En China, cada palabra es un paisaje, por eso un poema de cuatro líneas puede significar más que un film, y más excitante porque no muestra, sugiere. El chino ama, ante todo, al equilibrio, a la armonía, a la simplicidad hasta en la lengua, que tiene palabras de una sílaba, que se pronuncia con una conmovedora precisión, por eso las frases chinas son exclamaciones infantiles, por eso siempre les abrimos el corazón, y más porque son cantadas, ¿y quién no le abre el corazón a una canción? El chino es tan modesto que jamás se llama a si mismo religioso porque cree que es demasiada para un hombre la idea de Dios. El chino nunca va más allá de lo que pueda entender la naturaleza humana, y la imprudencia no es una debilidad china, hasta el mismísimo Buda borra con una sonrisa a lo que inocentemente llamamos realidad. El chino es tan prudente que un alto pensador como Lao-Tsé sugería gobernar al imperio como se fríe a un pescado, es decir tranquila y alegremente.

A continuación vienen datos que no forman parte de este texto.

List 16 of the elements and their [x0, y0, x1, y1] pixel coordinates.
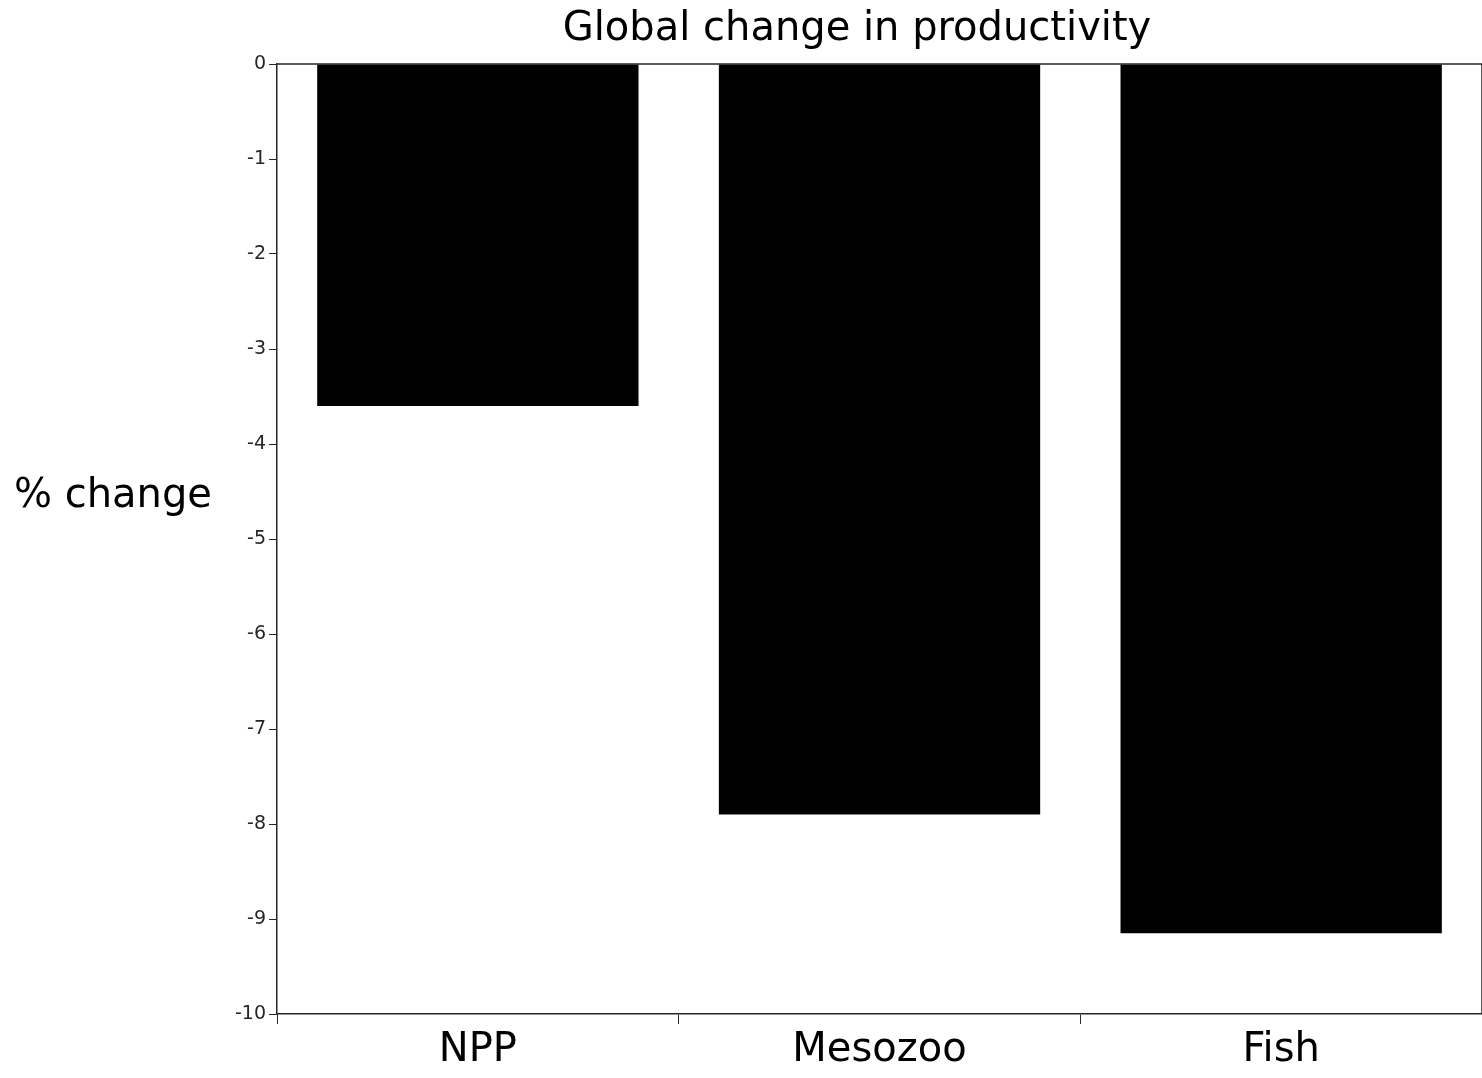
- x-tick-label: Fish: [1242, 1024, 1320, 1071]
- y-tick-label: -6: [247, 620, 267, 643]
- y-tick-label: -5: [247, 525, 267, 548]
- y-tick-label: 0: [253, 50, 267, 73]
- x-tick-label: NPP: [438, 1024, 517, 1071]
- y-tick-label: -2: [247, 240, 267, 263]
- y-tick-label: -8: [247, 810, 267, 833]
- y-tick-label: -9: [247, 905, 267, 928]
- y-tick-label: -10: [234, 1000, 267, 1023]
- x-tick-label: Mesozoo: [792, 1024, 967, 1071]
- y-tick-label: -7: [247, 715, 267, 738]
- y-tick-label: -4: [247, 430, 267, 453]
- chart-title: Global change in productivity: [562, 3, 1152, 50]
- y-tick-label: -3: [247, 335, 267, 358]
- y-tick-label: -1: [247, 145, 267, 168]
- y-axis-title: % change: [14, 470, 212, 516]
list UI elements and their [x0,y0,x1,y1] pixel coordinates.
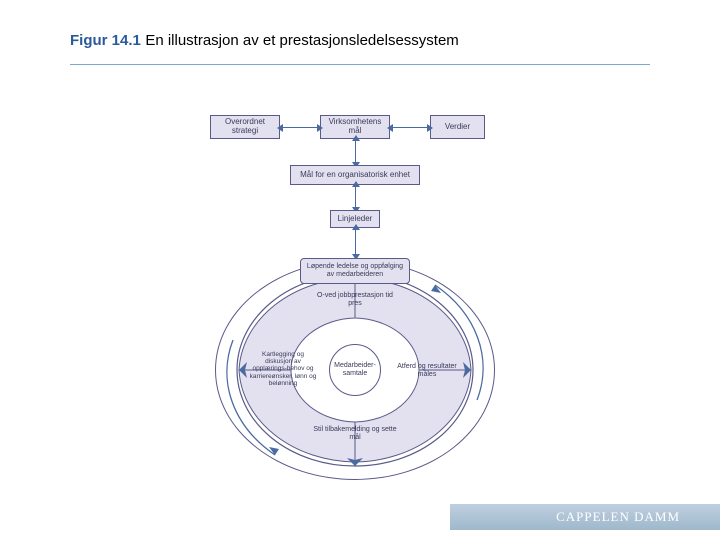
arrow-unit-manager [355,186,356,208]
footer-brand-text: CAPPELEN DAMM [556,509,680,525]
footer: CAPPELEN DAMM [0,495,720,540]
footer-brand-band: CAPPELEN DAMM [450,504,720,530]
outer-loop-arrows [215,260,495,480]
figure-title: Figur 14.1 En illustrasjon av et prestas… [0,0,720,58]
box-values: Verdier [430,115,485,139]
arrow-goals-unit [355,140,356,163]
figure-number: Figur 14.1 [70,32,141,49]
arrow-goals-values [392,127,428,128]
figure-title-text: En illustrasjon av et prestasjonsledelse… [145,32,458,49]
arrow-manager-cycle [355,229,356,255]
box-strategy: Overordnet strategi [210,115,280,139]
arrow-strategy-goals [282,127,318,128]
diagram-area: Overordnet strategi Virksomhetens mål Ve… [190,110,550,480]
title-divider [70,64,650,65]
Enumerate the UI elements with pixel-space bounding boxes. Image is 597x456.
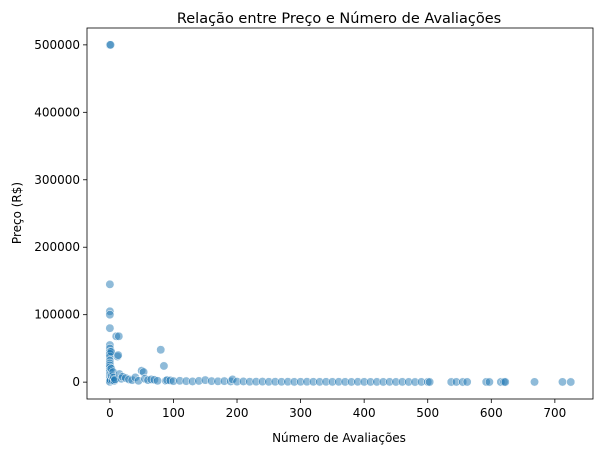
data-point <box>425 377 435 387</box>
data-point <box>105 310 115 320</box>
y-tick-label: 0 <box>72 375 80 389</box>
x-tick-label: 0 <box>106 406 114 420</box>
chart-title: Relação entre Preço e Número de Avaliaçõ… <box>177 11 501 27</box>
data-point <box>113 350 123 360</box>
y-axis-label: Preço (R$) <box>10 182 24 244</box>
y-tick-label: 400000 <box>34 105 80 119</box>
y-axis-ticks: 0 100000 200000 300000 400000 500000 <box>34 38 87 389</box>
data-point <box>500 377 510 387</box>
x-axis-label: Número de Avaliações <box>272 431 406 445</box>
data-point <box>105 279 115 289</box>
data-point <box>530 377 539 387</box>
x-tick-label: 300 <box>289 406 312 420</box>
data-point <box>105 323 115 333</box>
y-tick-label: 300000 <box>34 173 80 187</box>
data-point <box>153 376 163 386</box>
data-point <box>484 377 494 387</box>
x-tick-label: 500 <box>416 406 439 420</box>
points-layer <box>105 40 576 387</box>
data-point <box>156 345 166 355</box>
x-tick-label: 100 <box>162 406 185 420</box>
data-point <box>558 377 567 387</box>
y-tick-label: 100000 <box>34 308 80 322</box>
data-point <box>462 377 472 387</box>
x-tick-label: 600 <box>480 406 503 420</box>
data-point <box>566 377 576 387</box>
data-point <box>106 40 115 50</box>
x-tick-label: 200 <box>226 406 249 420</box>
y-tick-label: 500000 <box>34 38 80 52</box>
data-point <box>114 331 124 341</box>
x-axis-ticks: 0 100 200 300 400 500 600 700 <box>106 399 566 420</box>
data-point <box>159 361 169 371</box>
plot-frame <box>86 27 594 400</box>
x-tick-label: 700 <box>543 406 566 420</box>
y-tick-label: 200000 <box>34 240 80 254</box>
x-tick-label: 400 <box>353 406 376 420</box>
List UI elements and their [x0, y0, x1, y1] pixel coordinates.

También decía que del gobernante sólo debía conocerse su existencia, y que buen gobernante es aquel que gobierna de tan sutil manera que el pueblo no sabe que es él, y no ellos, el que decide lo que ellos creen decidir. El chino es tan sensible que Confucio, impactado por una melodía, estuvo tres meses sin comer (la música china es una sucesión de estrépitos, un escándalo con profundidad de mantra, maravilla que minimiza los errores que nos agobian hasta hacerlos desaparecer).

Hasta los quinientos budas de Cantón son tan sabios que ninguno quiere parecer bueno, y menos santo, es más, es un coro, una comunidad tan abierta y saludable que uno de esos budas es Marco Polo, y de sombrero, como debe verse un caballero italiano, y otros juegan con niños, y otros lo tienen en brazos, budas que muestran que la grandeza está en nuestra pequeñez por eso los chinos están tan cómodos en los templos que hasta fuman y ríen dentro de ellos (los budistas suelen hacer dioses de mantequilla que, al derretirse nos recuerdan nuestra momentaneidad, nuestro fugaz paso por la Tierra).